UK passes Online Safety Bill, paving the way to biometric age verification
After years of heated debates and delays, Britain has passed its Online Safety Bill, which could introduce more age verification methods to protect children from online threats, including biometric ones.
The Bill was passed by the UK Parliament on Tuesday and is expected to take effect soon. According to the new rules, social media platforms will have to remove illegal content and prevent children from accessing harmful and age-inappropriate content by enforcing age limits and age-checking measures. Face and voice biometrics have been floated as a solution for this task.
“Our common-sense approach will deliver a better future for British people, by making sure that what is illegal offline is illegal online,” UK’s Technology Secretary Michelle Donelan said.
The bill takes a zero-tolerance approach, the government says. Companies that fail to comply can expect fines of up to 18 million pounds (US$22.3 million) or 10 percent of their annual global turnover. In some cases, their bosses may even face prison.

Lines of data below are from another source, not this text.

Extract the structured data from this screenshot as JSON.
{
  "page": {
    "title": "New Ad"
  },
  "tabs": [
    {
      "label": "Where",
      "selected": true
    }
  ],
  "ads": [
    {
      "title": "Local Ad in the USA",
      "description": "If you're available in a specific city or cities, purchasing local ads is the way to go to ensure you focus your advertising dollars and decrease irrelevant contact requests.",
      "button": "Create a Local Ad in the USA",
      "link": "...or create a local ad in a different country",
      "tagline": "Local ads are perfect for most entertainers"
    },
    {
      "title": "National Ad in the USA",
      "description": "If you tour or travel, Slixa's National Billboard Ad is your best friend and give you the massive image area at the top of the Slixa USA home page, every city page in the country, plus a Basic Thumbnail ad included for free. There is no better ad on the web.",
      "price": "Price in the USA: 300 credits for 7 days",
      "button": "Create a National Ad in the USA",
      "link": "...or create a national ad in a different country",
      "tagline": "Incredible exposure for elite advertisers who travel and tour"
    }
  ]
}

Aside from keeping children away from pornography, child sexual abuse, hate crimes, self-harm, terrorism and illegal drugs, social media sites will also be required to prevent fraud and scams. The law also makes it easier to convict people who share intimate images or deepfakes without consent.
The Online Safety Bill has faced both strong support and vehement criticism, including parliamentary scrutiny. In September, digital rights-focused nonprofit the Electronic Frontier Foundation warned that using government-issued documents or biometric data for age verification purposes could lead to privacy risks.
Detractors such as Wikipedia’s Founder Jimmy Wales have attacked the government’s approach as “age-gating” and selective censorship. The Bill has also caused concern that it could render end-to-end encrypted messaging ineffective, which The Record denies. But its supporters claim that the regulation could keep children from harm such as sexual predators.
“Children can benefit greatly from life online. Tech companies can now seize the opportunity to embrace safety by design,” says Peter Wanless, CEO of the National Society for the Prevention of Cruelty to Children.
The charity is a part of the industry body Online Safety Tech Industry Association, which includes UK government agencies, tech companies and age verification providers such as Yoti.
Julie Dawson, chief policy and regulatory officer at Yoti says in a statement to Biometric Update that with age assurance, platforms can create safer, age-appropriate experiences for a third of online users who are currently under the age of 18.
“Some of the largest platforms are already using age assurance technology to assess the age of users. The Online Safety Bill will ensure all regulated companies play their part in creating a safer, more positive online world,” says Dawson.